Antitrust principles, by contrast, affirm the independent trading rights of downstream sellers. When a brand owner weaponizes traceability codes to enforce resale price maintenance or territorial allocation, it imposes a secondary restraint on alienation—an impermissible intrusion upon distributor autonomy. Such practices raise cognizable vertical monopoly concerns, simultaneously injuring both competition and forcing consumers to absorb artificially inflated prices. Pursuant to the State Administration for Market Regulation’s Provisions on the Prohibition of Monopoly Agreements, resale price controls escape prohibition only where the brand owner’s market share falls below five percent and the relevant product’s annual turnover remains under RMB 100 million.

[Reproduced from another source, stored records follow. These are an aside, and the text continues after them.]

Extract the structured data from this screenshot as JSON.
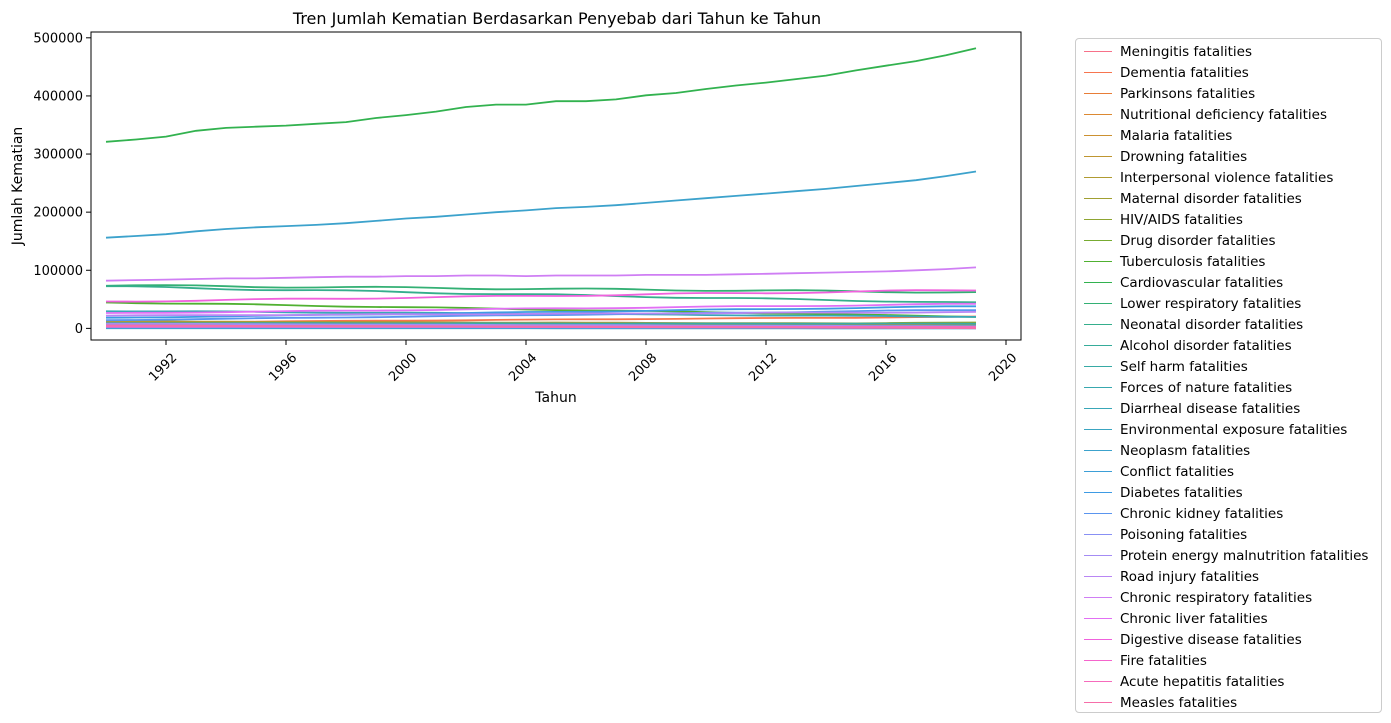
{
  "chart_data": {
    "type": "line",
    "title": "Tren Jumlah Kematian Berdasarkan Penyebab dari Tahun ke Tahun",
    "xlabel": "Tahun",
    "ylabel": "Jumlah Kematian",
    "xlim": [
      1989.5,
      2020.5
    ],
    "ylim": [
      -20000,
      510000
    ],
    "x_ticks": [
      1992,
      1996,
      2000,
      2004,
      2008,
      2012,
      2016,
      2020
    ],
    "y_ticks": [
      0,
      100000,
      200000,
      300000,
      400000,
      500000
    ],
    "x_tick_labels": [
      "1992",
      "1996",
      "2000",
      "2004",
      "2008",
      "2012",
      "2016",
      "2020"
    ],
    "y_tick_labels": [
      "0",
      "100000",
      "200000",
      "300000",
      "400000",
      "500000"
    ],
    "grid": false,
    "legend_position": "outside-right",
    "x": [
      1990,
      1991,
      1992,
      1993,
      1994,
      1995,
      1996,
      1997,
      1998,
      1999,
      2000,
      2001,
      2002,
      2003,
      2004,
      2005,
      2006,
      2007,
      2008,
      2009,
      2010,
      2011,
      2012,
      2013,
      2014,
      2015,
      2016,
      2017,
      2018,
      2019
    ],
    "series": [
      {
        "name": "Meningitis fatalities",
        "color": "#f77189",
        "start": 9000,
        "end": 5000
      },
      {
        "name": "Dementia fatalities",
        "color": "#f7754f",
        "start": 10000,
        "end": 20000
      },
      {
        "name": "Parkinsons fatalities",
        "color": "#e87d37",
        "start": 3000,
        "end": 7000
      },
      {
        "name": "Nutritional deficiency fatalities",
        "color": "#dc8932",
        "start": 9000,
        "end": 4000
      },
      {
        "name": "Malaria fatalities",
        "color": "#cc9131",
        "start": 2000,
        "end": 1000
      },
      {
        "name": "Drowning fatalities",
        "color": "#bf9631",
        "start": 8000,
        "end": 4000
      },
      {
        "name": "Interpersonal violence fatalities",
        "color": "#b09b31",
        "start": 12000,
        "end": 8000
      },
      {
        "name": "Maternal disorder fatalities",
        "color": "#a1a031",
        "start": 5000,
        "end": 2000
      },
      {
        "name": "HIV/AIDS fatalities",
        "color": "#8ea531",
        "start": 1000,
        "end": 10000
      },
      {
        "name": "Drug disorder fatalities",
        "color": "#77ab31",
        "start": 1500,
        "end": 2500
      },
      {
        "name": "Tuberculosis fatalities",
        "color": "#50b131",
        "start": 45000,
        "end": 20000
      },
      {
        "name": "Cardiovascular fatalities",
        "color": "#32b24f",
        "values": [
          321000,
          325000,
          330000,
          340000,
          345000,
          347000,
          349000,
          352000,
          355000,
          362000,
          367000,
          373000,
          381000,
          385000,
          385000,
          391000,
          391000,
          394000,
          401000,
          405000,
          412000,
          418000,
          423000,
          429000,
          435000,
          444000,
          452000,
          460000,
          470000,
          482000
        ]
      },
      {
        "name": "Lower respiratory fatalities",
        "color": "#33b074",
        "start": 74000,
        "end": 62000
      },
      {
        "name": "Neonatal disorder fatalities",
        "color": "#35ae8c",
        "start": 72000,
        "end": 44000
      },
      {
        "name": "Alcohol disorder fatalities",
        "color": "#36ac9a",
        "start": 5000,
        "end": 4000
      },
      {
        "name": "Self harm fatalities",
        "color": "#37aaa5",
        "start": 9000,
        "end": 8000
      },
      {
        "name": "Forces of nature fatalities",
        "color": "#38a8af",
        "start": 500,
        "end": 300
      },
      {
        "name": "Diarrheal disease fatalities",
        "color": "#39a7b8",
        "start": 30000,
        "end": 20000
      },
      {
        "name": "Environmental exposure fatalities",
        "color": "#3aa5c1",
        "start": 1200,
        "end": 700
      },
      {
        "name": "Neoplasm fatalities",
        "color": "#3ca2cc",
        "values": [
          156000,
          159000,
          162000,
          167000,
          171000,
          174000,
          176000,
          178000,
          181000,
          185000,
          189000,
          192000,
          196000,
          200000,
          203000,
          207000,
          209000,
          212000,
          216000,
          220000,
          224000,
          228000,
          232000,
          236000,
          240000,
          245000,
          250000,
          255000,
          262000,
          270000
        ]
      },
      {
        "name": "Conflict fatalities",
        "color": "#3d9fd7",
        "start": 300,
        "end": 200
      },
      {
        "name": "Diabetes fatalities",
        "color": "#3e9be4",
        "start": 18000,
        "end": 38000
      },
      {
        "name": "Chronic kidney fatalities",
        "color": "#5a95ef",
        "start": 14000,
        "end": 32000
      },
      {
        "name": "Poisoning fatalities",
        "color": "#8890f4",
        "start": 2500,
        "end": 1500
      },
      {
        "name": "Protein energy malnutrition fatalities",
        "color": "#a48cf4",
        "start": 8000,
        "end": 3500
      },
      {
        "name": "Road injury fatalities",
        "color": "#b986f4",
        "start": 22000,
        "end": 28000
      },
      {
        "name": "Chronic respiratory fatalities",
        "color": "#cf7ef4",
        "values": [
          82000,
          83000,
          84000,
          85000,
          86000,
          86000,
          87000,
          88000,
          89000,
          89000,
          90000,
          90000,
          91000,
          91000,
          90000,
          91000,
          91000,
          91000,
          92000,
          92000,
          92000,
          93000,
          94000,
          95000,
          96000,
          97000,
          98000,
          100000,
          102000,
          105000
        ]
      },
      {
        "name": "Chronic liver fatalities",
        "color": "#e26ff4",
        "start": 26000,
        "end": 42000
      },
      {
        "name": "Digestive disease fatalities",
        "color": "#f061dd",
        "start": 46000,
        "end": 66000
      },
      {
        "name": "Fire fatalities",
        "color": "#f565cc",
        "start": 3000,
        "end": 2500
      },
      {
        "name": "Acute hepatitis fatalities",
        "color": "#f66bbc",
        "start": 4500,
        "end": 2000
      },
      {
        "name": "Measles fatalities",
        "color": "#f66ea9",
        "start": 5000,
        "end": 300
      }
    ]
  }
}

Where these thresholds are exceeded, such pricing controls may constitute illegal vertical monopolies.
Therefore, when trademark enforcement against de-identified goods is used as a vehicle to uphold a brand’s pricing hierarchy, the law must step in to protect the commercial freedom of small and medium-sized sellers who deal in genuine products.
(2) Brand Owners Possess Superior Capacity to Authenticate Goods
From the standpoint of fact-finding, the brand owner is in the best position to authenticate merchandise. Having procured the accused merchandise as part of its pre-litigation investigation, the plaintiff retains proprietary formulations, in-house laboratories, production records, and comprehensive supply-chain data—resources that collectively empower definitive authentication through chemical and provenance analysis.

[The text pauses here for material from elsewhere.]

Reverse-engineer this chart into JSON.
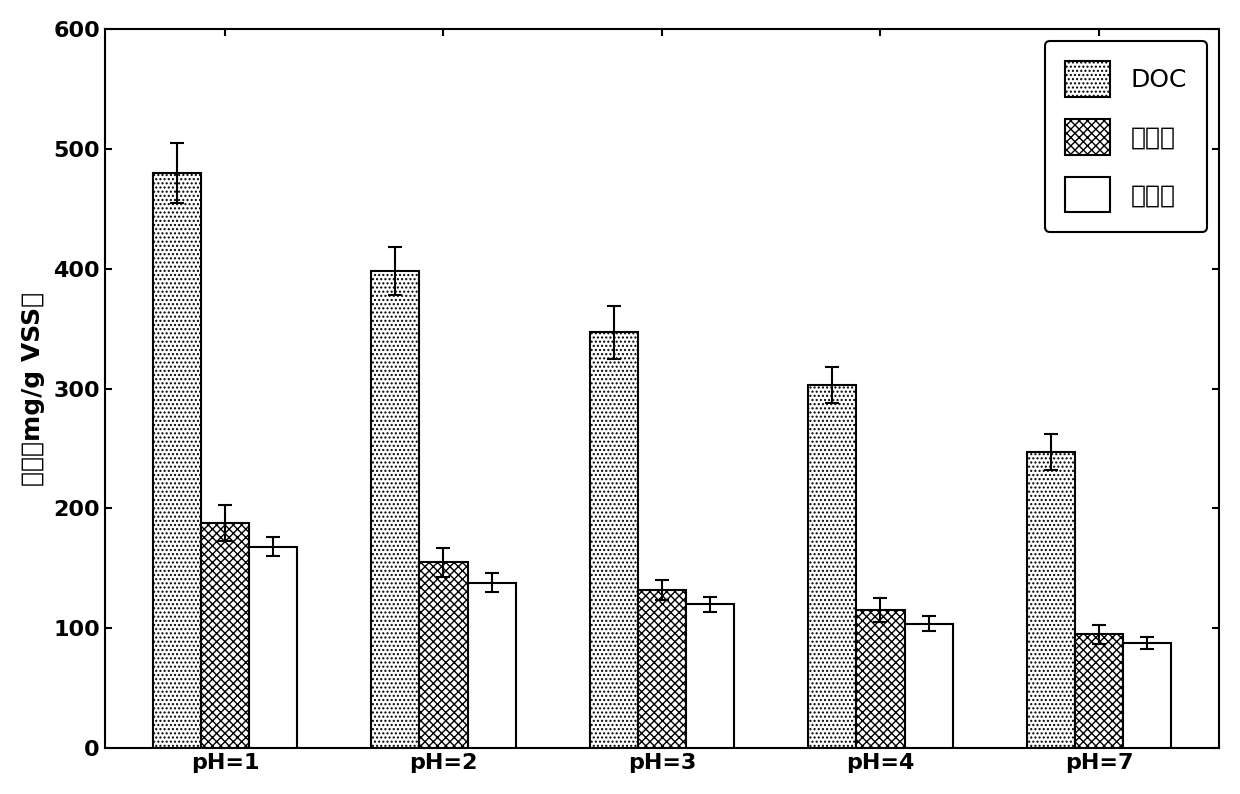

(3) Protecting Small and Medium-Sized Sellers Does Not Impede Anti-Counterfeiting
A legitimate concern is that assigning the burden of proof to brand owners would encourage counterfeiters. Such concern is overstated. China’s criminal enforcement regime sets a low bar for prosecution because, under the 2025 Interpretation of the Supreme People’s Court and the Supreme People’s Procuratorate on Several Issues Concerning the Application of Law in the Handling of Criminal Cases Involving Infringements upon Intellectual Property Rights, knowingly selling goods bearing counterfeit registered trademarks becomes a prosecutable offense once illicit proceeds reach RMB 30,000. Accordingly, where a seller’s proceeds from counterfeit sales meet or exceed this threshold, the brand owner may file a criminal complaint with the competent authorities, triggering a formal investigation and potential prosecution. Criminal sanctions—including imprisonment and criminal fines—provide a powerful deterrent against counterfeiters without requiring the brand owner to rely solely on civil litigation and burden-shifting arguments.

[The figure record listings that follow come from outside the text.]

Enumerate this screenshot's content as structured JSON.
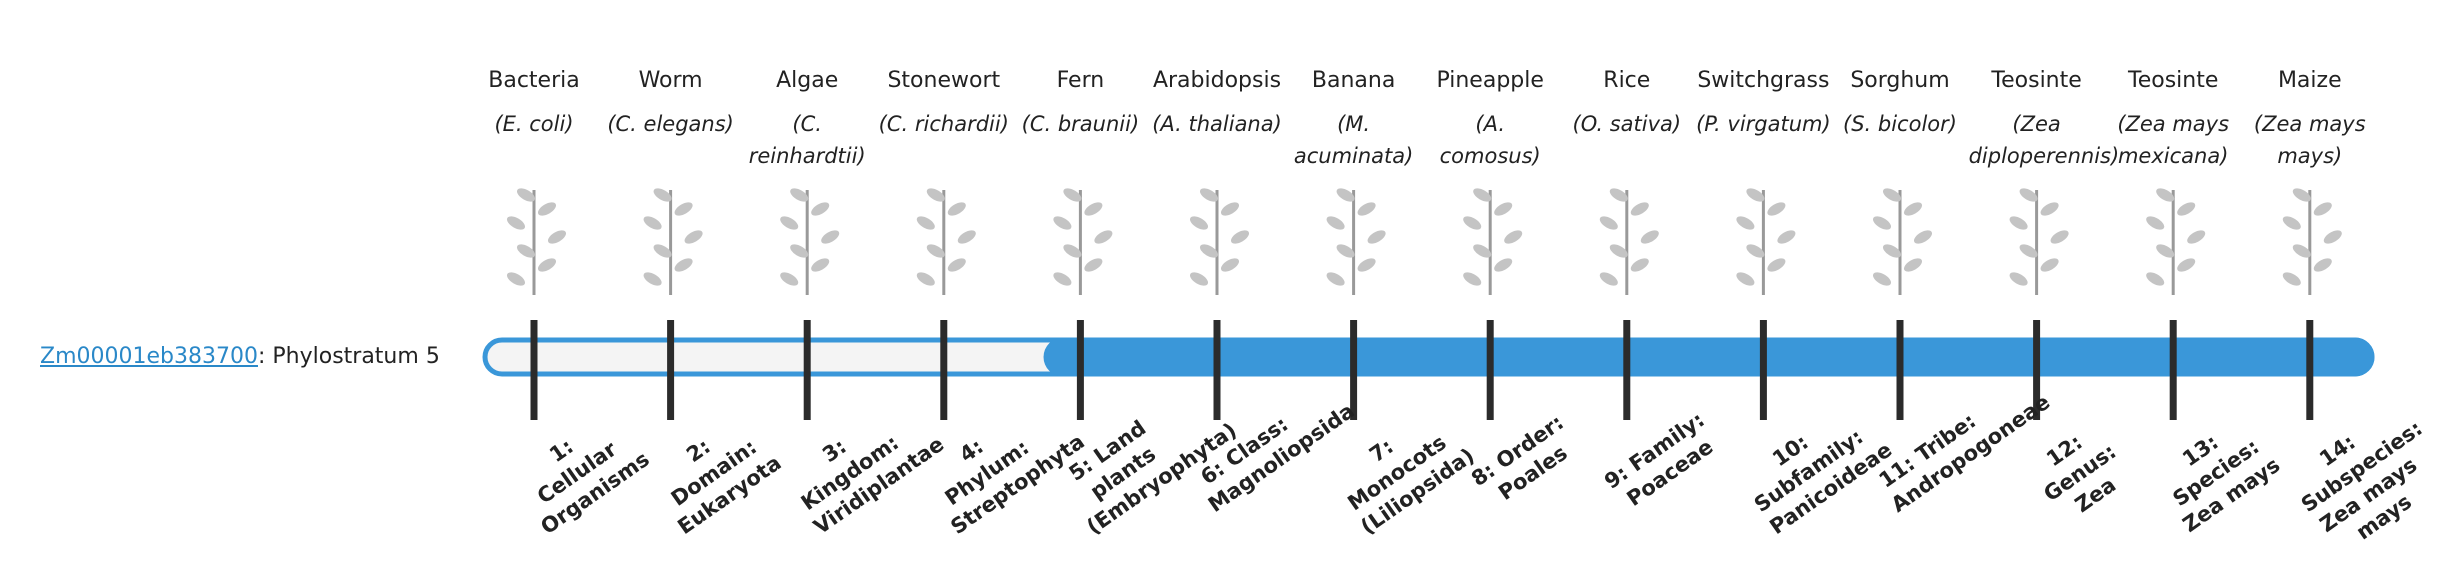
{
  "gene": {
    "id": "Zm00001eb383700",
    "label": ": Phylostratum",
    "phylostratum": 5
  },
  "columns": [
    {
      "name": "Bacteria",
      "species": "(E. coli)",
      "stratum": "1: Cellular Organisms"
    },
    {
      "name": "Worm",
      "species": "(C. elegans)",
      "stratum": "2: Domain: Eukaryota"
    },
    {
      "name": "Algae",
      "species": "(C. reinhardtii)",
      "stratum": "3: Kingdom: Viridiplantae"
    },
    {
      "name": "Stonewort",
      "species": "(C. richardii)",
      "stratum": "4: Phylum: Streptophyta"
    },
    {
      "name": "Fern",
      "species": "(C. braunii)",
      "stratum": "5: Land plants (Embryophyta)"
    },
    {
      "name": "Arabidopsis",
      "species": "(A. thaliana)",
      "stratum": "6: Class: Magnoliopsida"
    },
    {
      "name": "Banana",
      "species": "(M. acuminata)",
      "stratum": "7: Monocots (Liliopsida)"
    },
    {
      "name": "Pineapple",
      "species": "(A. comosus)",
      "stratum": "8: Order: Poales"
    },
    {
      "name": "Rice",
      "species": "(O. sativa)",
      "stratum": "9: Family: Poaceae"
    },
    {
      "name": "Switchgrass",
      "species": "(P. virgatum)",
      "stratum": "10: Subfamily: Panicoideae"
    },
    {
      "name": "Sorghum",
      "species": "(S. bicolor)",
      "stratum": "11: Tribe: Andropogoneae"
    },
    {
      "name": "Teosinte",
      "species": "(Zea diploperennis)",
      "stratum": "12: Genus: Zea"
    },
    {
      "name": "Teosinte",
      "species": "(Zea mays mexicana)",
      "stratum": "13: Species: Zea mays"
    },
    {
      "name": "Maize",
      "species": "(Zea mays mays)",
      "stratum": "14: Subspecies: Zea mays mays"
    }
  ]
}
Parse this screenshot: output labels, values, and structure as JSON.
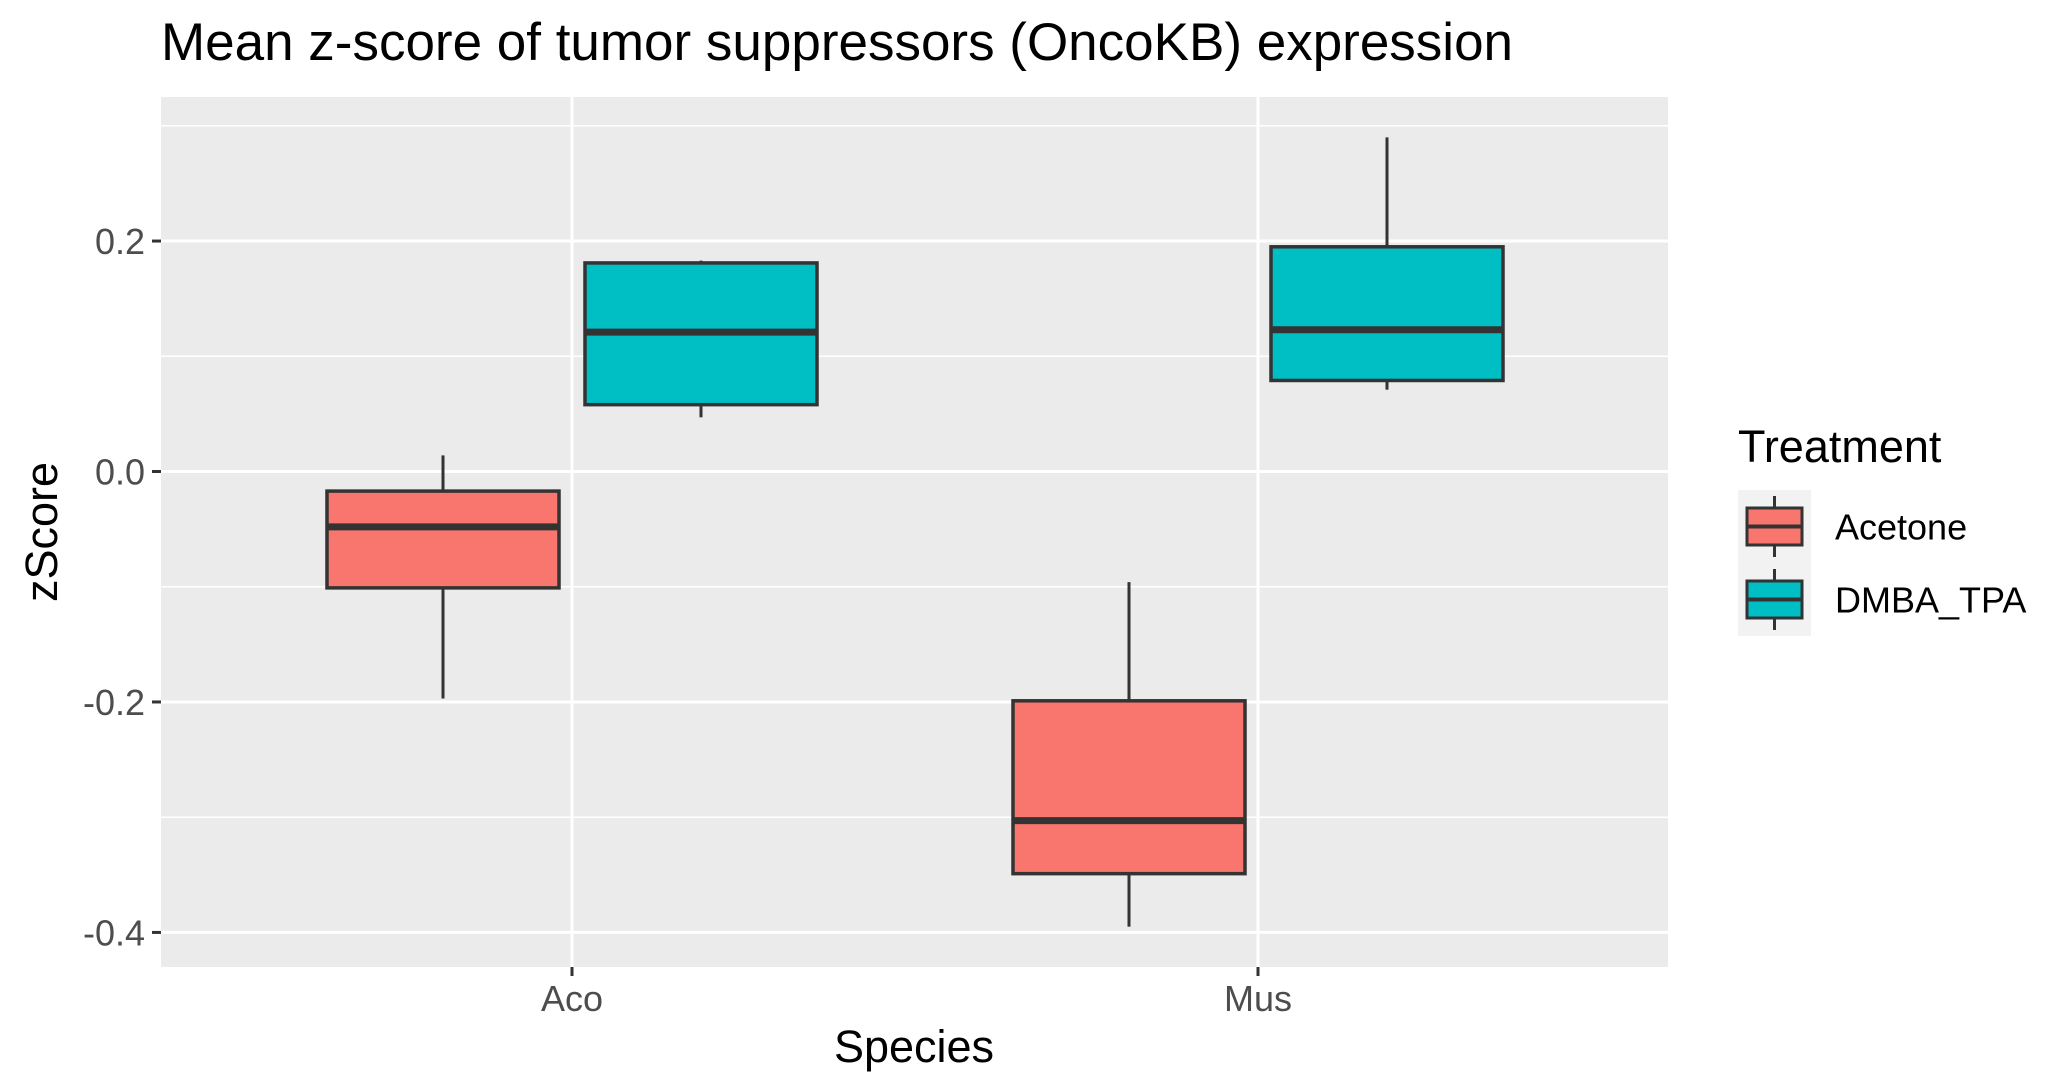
{
  "chart_data": {
    "type": "boxplot",
    "title": "Mean z-score of tumor suppressors (OncoKB) expression",
    "xlabel": "Species",
    "ylabel": "zScore",
    "categories": [
      "Aco",
      "Mus"
    ],
    "ylim": [
      -0.43,
      0.325
    ],
    "yticks": [
      {
        "value": 0.2,
        "label": "0.2"
      },
      {
        "value": 0.0,
        "label": "0.0"
      },
      {
        "value": -0.2,
        "label": "-0.2"
      },
      {
        "value": -0.4,
        "label": "-0.4"
      }
    ],
    "grid": true,
    "legend": {
      "title": "Treatment",
      "position": "right"
    },
    "series": [
      {
        "name": "Acetone",
        "color": "#F8766D",
        "boxes": [
          {
            "category": "Aco",
            "min": -0.197,
            "q1": -0.101,
            "median": -0.048,
            "q3": -0.017,
            "max": 0.014
          },
          {
            "category": "Mus",
            "min": -0.395,
            "q1": -0.349,
            "median": -0.303,
            "q3": -0.199,
            "max": -0.096
          }
        ]
      },
      {
        "name": "DMBA_TPA",
        "color": "#00BFC4",
        "boxes": [
          {
            "category": "Aco",
            "min": 0.047,
            "q1": 0.058,
            "median": 0.121,
            "q3": 0.181,
            "max": 0.183
          },
          {
            "category": "Mus",
            "min": 0.071,
            "q1": 0.079,
            "median": 0.123,
            "q3": 0.195,
            "max": 0.29
          }
        ]
      }
    ],
    "colors": {
      "panel_background": "#EBEBEB",
      "grid": "#FFFFFF",
      "box_outline": "#333333",
      "tick_label": "#4D4D4D"
    }
  }
}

Thus, although Chinese courts generally decline to find trademark liability on the resale of genuine de-identified merchandise, the allocation of the production burden often determines the outcome of such disputes in practice. The brand owner not only possesses a superior institutional capacity to authenticate goods but also advances the affirmative allegation that the merchandise is counterfeit. Requiring the plaintiff to shoulder this burden serves both procedural efficiency and market fairness. The court shall strike the right balance between brand protection and free competition and ensure that trademark law does not become a tool for vertical monopoly.